Combines traceroute and ping into a single tool that continuously monitors the route. This is the most useful tool for identifying intermittent issues.

# Run for 100 cycles and generate a report
mtr -r -c 100 your-datastore.example.com

# Interactive mode
mtr your-datastore.example.com

Key columns to watch:

Column	Meaning
Loss%	Packet loss at this hop. Anything above 0% on the final hop indicates a real problem.
Avg	Average round-trip time in ms.
Best / Wrst	Best and worst latency observed — a large gap suggests jitter or congestion.

Note: Packet loss on intermediate hops is not always a problem. Many routers deprioritize ICMP (traceroute) traffic in favor of real data. Only loss on the final hop is a reliable indicator of issues.

iperf3 🔗

Measures the actual throughput between two endpoints, bypassing application-level overhead.

# On the remote side (if accessible)
iperf3 -s

# On your server
iperf3 -c your-datastore.example.com -t 30 -P 4

The -P 4 flag uses 4 parallel streams, which can help saturate the connection and give a more realistic picture of available bandwidth.

Looking Glass & BGP Tools 🔗

To see the actual BGP route from various networks to your destination, you can use public Looking Glass services:

# Check which AS your traffic passes through
traceroute -A your-datastore.example.com

# Query a route server (example)
whois -h whois.radb.net your-destination-ip

Many transit providers and IXPs offer web-based Looking Glass tools where you can run traceroutes from their perspective.

What You Can Do 🔗

If you’re consistently seeing lower-than-expected transfer speeds, consider the following:

• Run mtr during your backup window to identify where the bottleneck is.

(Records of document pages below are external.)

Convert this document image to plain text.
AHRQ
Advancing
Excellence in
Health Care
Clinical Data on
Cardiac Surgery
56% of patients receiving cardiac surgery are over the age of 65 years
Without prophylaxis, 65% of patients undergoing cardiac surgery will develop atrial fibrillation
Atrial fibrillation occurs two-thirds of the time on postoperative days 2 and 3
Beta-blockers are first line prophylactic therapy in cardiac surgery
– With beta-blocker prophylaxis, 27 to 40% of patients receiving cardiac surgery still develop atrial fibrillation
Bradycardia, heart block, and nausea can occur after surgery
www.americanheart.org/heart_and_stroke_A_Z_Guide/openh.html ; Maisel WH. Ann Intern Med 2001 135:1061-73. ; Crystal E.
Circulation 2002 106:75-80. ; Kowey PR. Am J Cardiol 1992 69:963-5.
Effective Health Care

If the issue is consistently at a specific hop, it’s likely a peering or transit capacity problem outside of your control.
• Schedule backups during off-peak hours (typically late night / early morning) when transit links are less congested.
• Enable compression in your backup software to reduce the amount of data that needs to traverse the network.
• Use incremental backups to minimize the volume of data transferred in each session.
• Consider a WireGuard VPN tunnel — in some cases, routing traffic through a VPN can take a different (and sometimes better) path through the internet. See WireGuard VPN for setup instructions.
• Contact your ISP if you see consistent packet loss or throttling on their network. Providing them with mtr output makes the conversation much more productive.

Summary 🔗

Your advertised upload speed is the maximum capacity of your local connection. The actual throughput to any given destination depends on every network between you and that destination. Understanding this distinction helps set realistic expectations and diagnose issues when transfer speeds are lower than anticipated.